Морозный воздух февральского утра ворвался в келью с такой силой, что заколебалось пламя свечи на столе. Григорий, уже одетый в поношенную рясу, вздрогнул и поднял голову от листа с полунаписанным письмом. Дверь была распахнута, и в проёме стояли двое стрельцов в красных кафтанах с бердышами на плечах. Их лица были непроницаемы.

— Брат Григорий? К тебе слово есть, — произнёс один из них, старший, с седыми усами. В голосе не было ни угрозы, ни почтения — лишь обыкновенная формальность.

Сердце Григория на мгновение упало. Всё? Пришли вязать? Вести в застенок? Но нет, если бы это был арест, вели бы себя иначе. Он медленно встал, отложив перо.

— Я слушаю.

— Пойдём. Боярин Годунов требует.

Имя, произнесённое вслух, прозвучало как удар колокола. Григорий кивнул, накинул на плечи самый простой, почти нищенский зипун — сознательный жест смирения — и вышел, предварительно перекрестившись на икону в углу.

Его повели не в палаты правителя, и не в приказную избу, а в длинное, низкое здание рядом с Грановитой палатой — в Царскую мастерскую палату. Воздух здесь был густой, насыщенный запахами дерева, металла, кожи и воска. Повсюду стояли сундуки, ящики, на столах были разложены странные инструменты, свитки чертежей, лежали образцы тканей, куски руды.

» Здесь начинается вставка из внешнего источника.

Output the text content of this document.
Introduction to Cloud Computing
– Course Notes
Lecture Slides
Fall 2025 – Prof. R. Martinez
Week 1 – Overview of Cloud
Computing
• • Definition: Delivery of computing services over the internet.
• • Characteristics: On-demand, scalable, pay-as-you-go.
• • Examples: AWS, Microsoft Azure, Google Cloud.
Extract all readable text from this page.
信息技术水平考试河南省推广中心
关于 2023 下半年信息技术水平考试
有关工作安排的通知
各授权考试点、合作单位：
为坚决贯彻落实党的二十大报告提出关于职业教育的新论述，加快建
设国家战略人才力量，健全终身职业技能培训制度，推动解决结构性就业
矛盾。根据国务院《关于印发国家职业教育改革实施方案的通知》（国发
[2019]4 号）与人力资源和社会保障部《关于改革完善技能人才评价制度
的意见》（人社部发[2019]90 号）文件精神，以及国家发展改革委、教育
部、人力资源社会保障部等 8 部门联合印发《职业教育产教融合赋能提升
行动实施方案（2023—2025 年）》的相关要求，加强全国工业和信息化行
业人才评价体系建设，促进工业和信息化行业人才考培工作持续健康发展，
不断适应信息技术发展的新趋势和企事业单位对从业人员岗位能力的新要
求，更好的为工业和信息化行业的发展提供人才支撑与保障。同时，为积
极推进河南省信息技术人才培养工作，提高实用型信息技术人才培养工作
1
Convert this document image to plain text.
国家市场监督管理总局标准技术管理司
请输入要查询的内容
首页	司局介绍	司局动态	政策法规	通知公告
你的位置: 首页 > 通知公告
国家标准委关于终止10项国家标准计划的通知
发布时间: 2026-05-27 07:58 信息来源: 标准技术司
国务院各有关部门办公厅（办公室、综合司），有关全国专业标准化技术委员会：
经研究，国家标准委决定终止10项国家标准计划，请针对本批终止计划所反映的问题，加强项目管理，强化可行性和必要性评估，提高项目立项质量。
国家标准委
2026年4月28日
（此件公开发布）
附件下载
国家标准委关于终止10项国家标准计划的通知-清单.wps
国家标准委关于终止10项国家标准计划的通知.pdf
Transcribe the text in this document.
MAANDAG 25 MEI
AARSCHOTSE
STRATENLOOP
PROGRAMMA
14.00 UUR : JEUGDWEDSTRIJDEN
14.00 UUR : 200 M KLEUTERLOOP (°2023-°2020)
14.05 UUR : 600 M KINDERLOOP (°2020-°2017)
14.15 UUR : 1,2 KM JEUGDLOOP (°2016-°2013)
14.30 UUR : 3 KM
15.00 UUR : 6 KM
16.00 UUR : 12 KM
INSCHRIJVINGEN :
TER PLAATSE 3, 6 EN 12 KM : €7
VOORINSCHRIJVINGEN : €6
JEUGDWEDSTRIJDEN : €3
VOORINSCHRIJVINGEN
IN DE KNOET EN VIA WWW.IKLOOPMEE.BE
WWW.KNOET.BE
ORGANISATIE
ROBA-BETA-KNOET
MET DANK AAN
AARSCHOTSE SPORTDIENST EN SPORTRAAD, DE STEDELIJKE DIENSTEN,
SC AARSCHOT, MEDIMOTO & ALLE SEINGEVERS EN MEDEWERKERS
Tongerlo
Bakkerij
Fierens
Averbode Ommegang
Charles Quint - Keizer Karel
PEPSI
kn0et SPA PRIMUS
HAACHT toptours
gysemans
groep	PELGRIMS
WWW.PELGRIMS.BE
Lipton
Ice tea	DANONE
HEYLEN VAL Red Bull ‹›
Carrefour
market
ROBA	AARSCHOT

Это было сердце материального мира государства — место, где рождались проекты, считались деньги и планировались стройки.

Борис Годунов стоял у большого стола, заваленного картами. Он был один. Стрельцы остались у двери. Годунов не повернулся, продолжая изучать развёрнутый перед ним лист с нанесёнными на него городами, реками и лесами. Это была карта России.

— Подойди, — сказал он, не глядя.

Григорий подошёл, остановившись на почтительной дистанции. Он молчал, понимая, что инициатива не на его стороне.

— Знаешь, что это? — Годунов провёл рукой над картой.

— Карта, боярин. Земли Русской.

— Карта, — кивнул Годунов. — Бумага и чернила. А на ней — судьбы. Где город поставить, где крепость, где дорогу проложить. Где враг может прийти. — Он наконец повернулся к Григорию. Его лицо было усталым, но собранным. — Мне дьяк Иван, из Разрядного приказа, доклад подал. Насчёт дренажа у Спасской башни. Говорит, ты его предупреждал.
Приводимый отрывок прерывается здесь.